Los ging es an diesem Wochenende mit Western- und Distanzreiten. Erst am 10. Oktober geht das Mammutturnier mit dem Finale der Springreiter zu Ende - dem so beliebten wie umstrittenen Schluss- und Höhepunkt jeder WM. Erstmals finden die Weltreiterspiele, die 1990 in Stockholm mit damals fünf Disziplinen Premiere hatten, aus europäischer Sicht in Übersee statt. Weil mit dem Reiten für Behinderte die achte Disziplin hinzugekommen ist, sind es die größten, die es je gab. Die Transportlogistik ist überwältigend.

Fast 450 Pferde werden noch bis zum 29. September aus Europa nach Lexington gebracht. Darunter „Checkmate“ von Meredith Michaels-Beerbaum, oder auch „Hannes“, der offiziell „Warum nicht“ heißt, von Isabell Werth. Deutschland wird insgesamt 53 Pferde in Lexington an den Start bringen, jedes führt 200 bis 300 Kilogramm Gepäck mit. Zehn spezielle Charterflüge gehen und gingen von Lüttich und Amsterdam aus nach Cincinnati. Dazu kommen 19 Pferde aus Australien und Asien und 35 Vierbeiner aus Südamerika.

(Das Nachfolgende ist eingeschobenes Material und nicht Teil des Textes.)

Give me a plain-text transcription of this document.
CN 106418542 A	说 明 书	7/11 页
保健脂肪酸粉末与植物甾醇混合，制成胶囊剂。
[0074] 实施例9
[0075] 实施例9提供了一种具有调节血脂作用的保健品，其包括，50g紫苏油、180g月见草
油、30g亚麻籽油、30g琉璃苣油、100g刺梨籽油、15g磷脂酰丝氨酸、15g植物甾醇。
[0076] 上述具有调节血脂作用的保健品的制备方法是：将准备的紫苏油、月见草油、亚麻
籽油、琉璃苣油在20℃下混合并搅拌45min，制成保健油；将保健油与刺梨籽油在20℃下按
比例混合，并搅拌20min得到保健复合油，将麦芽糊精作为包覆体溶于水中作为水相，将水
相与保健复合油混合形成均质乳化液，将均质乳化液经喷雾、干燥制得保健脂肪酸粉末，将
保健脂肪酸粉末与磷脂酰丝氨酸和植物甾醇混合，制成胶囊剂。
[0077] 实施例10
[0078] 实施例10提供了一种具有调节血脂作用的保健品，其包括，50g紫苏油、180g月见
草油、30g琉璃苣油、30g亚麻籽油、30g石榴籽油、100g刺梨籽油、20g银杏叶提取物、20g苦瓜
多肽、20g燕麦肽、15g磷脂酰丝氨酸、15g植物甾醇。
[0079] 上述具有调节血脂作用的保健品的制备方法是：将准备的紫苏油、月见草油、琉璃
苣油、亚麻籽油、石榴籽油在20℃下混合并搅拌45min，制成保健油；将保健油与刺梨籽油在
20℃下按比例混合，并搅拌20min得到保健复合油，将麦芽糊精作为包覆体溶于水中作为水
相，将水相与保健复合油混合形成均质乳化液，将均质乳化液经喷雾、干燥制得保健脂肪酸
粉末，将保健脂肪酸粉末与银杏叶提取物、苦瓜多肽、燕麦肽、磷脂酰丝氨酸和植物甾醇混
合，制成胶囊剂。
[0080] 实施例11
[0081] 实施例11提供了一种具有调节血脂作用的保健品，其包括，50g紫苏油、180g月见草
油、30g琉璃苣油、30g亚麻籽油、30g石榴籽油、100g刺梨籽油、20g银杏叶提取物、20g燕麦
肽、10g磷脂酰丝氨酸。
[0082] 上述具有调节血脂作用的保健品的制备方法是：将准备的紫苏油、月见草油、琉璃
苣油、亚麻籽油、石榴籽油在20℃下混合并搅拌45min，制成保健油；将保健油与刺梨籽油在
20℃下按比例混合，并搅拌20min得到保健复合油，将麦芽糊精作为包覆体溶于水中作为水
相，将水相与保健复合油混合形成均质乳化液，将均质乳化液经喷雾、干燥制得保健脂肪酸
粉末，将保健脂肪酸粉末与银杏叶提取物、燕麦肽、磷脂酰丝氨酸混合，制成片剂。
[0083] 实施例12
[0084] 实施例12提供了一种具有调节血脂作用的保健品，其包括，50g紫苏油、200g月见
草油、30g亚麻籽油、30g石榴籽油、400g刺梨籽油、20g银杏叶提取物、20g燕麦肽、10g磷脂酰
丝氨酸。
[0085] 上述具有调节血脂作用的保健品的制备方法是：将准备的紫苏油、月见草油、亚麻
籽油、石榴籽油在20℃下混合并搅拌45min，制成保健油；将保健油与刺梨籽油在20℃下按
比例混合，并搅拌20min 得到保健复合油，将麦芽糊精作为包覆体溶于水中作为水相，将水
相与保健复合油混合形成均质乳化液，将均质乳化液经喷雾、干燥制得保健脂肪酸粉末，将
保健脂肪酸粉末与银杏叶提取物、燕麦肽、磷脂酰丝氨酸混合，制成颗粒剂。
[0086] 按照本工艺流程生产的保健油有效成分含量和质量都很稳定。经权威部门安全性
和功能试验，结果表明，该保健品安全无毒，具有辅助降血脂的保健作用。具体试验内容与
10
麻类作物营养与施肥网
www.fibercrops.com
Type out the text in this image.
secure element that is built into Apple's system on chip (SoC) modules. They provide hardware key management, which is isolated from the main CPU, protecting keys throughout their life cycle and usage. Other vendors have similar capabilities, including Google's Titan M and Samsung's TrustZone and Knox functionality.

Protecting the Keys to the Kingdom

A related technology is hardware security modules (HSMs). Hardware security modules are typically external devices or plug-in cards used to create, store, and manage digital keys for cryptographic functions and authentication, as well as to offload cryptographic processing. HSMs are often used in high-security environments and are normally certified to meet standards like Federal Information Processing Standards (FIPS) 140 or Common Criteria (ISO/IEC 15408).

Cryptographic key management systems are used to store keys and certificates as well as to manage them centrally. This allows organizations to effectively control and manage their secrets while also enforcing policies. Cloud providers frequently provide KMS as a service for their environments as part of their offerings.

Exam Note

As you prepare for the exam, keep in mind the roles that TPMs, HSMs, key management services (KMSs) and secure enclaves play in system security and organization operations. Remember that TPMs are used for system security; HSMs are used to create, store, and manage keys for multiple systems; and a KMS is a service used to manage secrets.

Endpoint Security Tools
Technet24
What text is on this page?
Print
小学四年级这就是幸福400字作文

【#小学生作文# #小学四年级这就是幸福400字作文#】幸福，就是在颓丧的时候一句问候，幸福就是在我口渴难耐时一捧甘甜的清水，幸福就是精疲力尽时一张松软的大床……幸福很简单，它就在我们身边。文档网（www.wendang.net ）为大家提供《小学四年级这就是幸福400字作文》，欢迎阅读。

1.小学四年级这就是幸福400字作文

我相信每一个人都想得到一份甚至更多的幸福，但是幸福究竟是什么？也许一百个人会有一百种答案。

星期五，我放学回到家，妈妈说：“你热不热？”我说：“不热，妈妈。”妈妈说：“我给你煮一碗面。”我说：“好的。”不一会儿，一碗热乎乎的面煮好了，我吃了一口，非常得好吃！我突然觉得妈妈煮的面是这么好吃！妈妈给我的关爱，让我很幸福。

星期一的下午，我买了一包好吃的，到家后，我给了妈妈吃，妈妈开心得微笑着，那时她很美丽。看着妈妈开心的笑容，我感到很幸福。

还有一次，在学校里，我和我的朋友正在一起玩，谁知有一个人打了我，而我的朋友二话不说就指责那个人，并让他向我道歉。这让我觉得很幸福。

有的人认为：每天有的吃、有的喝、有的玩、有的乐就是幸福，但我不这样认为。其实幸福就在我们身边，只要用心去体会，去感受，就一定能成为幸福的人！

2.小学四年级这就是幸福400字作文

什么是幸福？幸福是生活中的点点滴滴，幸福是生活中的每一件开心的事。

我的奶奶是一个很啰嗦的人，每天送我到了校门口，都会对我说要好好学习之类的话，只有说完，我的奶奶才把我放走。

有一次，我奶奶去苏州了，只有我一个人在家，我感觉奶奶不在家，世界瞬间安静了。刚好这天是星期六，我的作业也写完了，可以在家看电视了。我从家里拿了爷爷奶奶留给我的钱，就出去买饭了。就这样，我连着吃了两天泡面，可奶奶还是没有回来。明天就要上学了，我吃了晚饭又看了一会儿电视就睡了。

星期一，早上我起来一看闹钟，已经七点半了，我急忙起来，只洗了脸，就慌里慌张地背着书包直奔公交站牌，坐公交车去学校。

First Class-Pferde buchen Einzelcontainer

Während des neunstündigen Transatlantik-Fluges wurden und werden die Pferde von einem Team aus 24 Leuten betreut, vor allem Pferdepflegern und Tierärzten. Dick eingepackt werden die lebenden Millionenwerte ins Flugzeug gebracht und in möglichst ruhiger Atmosphäre an die Umgebung gewöhnt. Speziell ausgebildete Flug-Pferdepfleger gehören zur Begleitmannschaft. Sie werden von einer Spezialfirma gestellt, die für den kompletten Transport verantwortlich ist. Tim Rolfe, ihr Chef-Pfleger, hat bereits sechs olympische und fünf weltmeisterliche Transporte überwacht. „Wir mussten auch spezielles Flugbegleiter-Training mitmachen, wir müssen uns ja auch um die menschlichen Passagiere kümmern.“

Wie die Zweibeiner reisen auch die Vierbeiner in verschiedenen Klassen. Raum gleich Komfort - das ist überall gleich. Das Pferd, für das Economy gebucht wurde, muss sich mit zwei Artgenossen einen Container teilen. Die Passagiere der Hippo-Business-Class stehen nur zu zweit im Container. Und noch wird gerätselt, wer das verwöhnte First-Class-Pferd ist, für das ein Einzelcontainer gebucht wurde - Platz zum Liegen eben. War es „Totilas“, der märchenhafte Rapphengst des niederländischen Dressur-Favoriten Edward Gal? Vermögende Pferdeleute jedenfalls gibt es genug. Die Ticketpreise bewegen sich zwischen 8500 und 13.000 Euro.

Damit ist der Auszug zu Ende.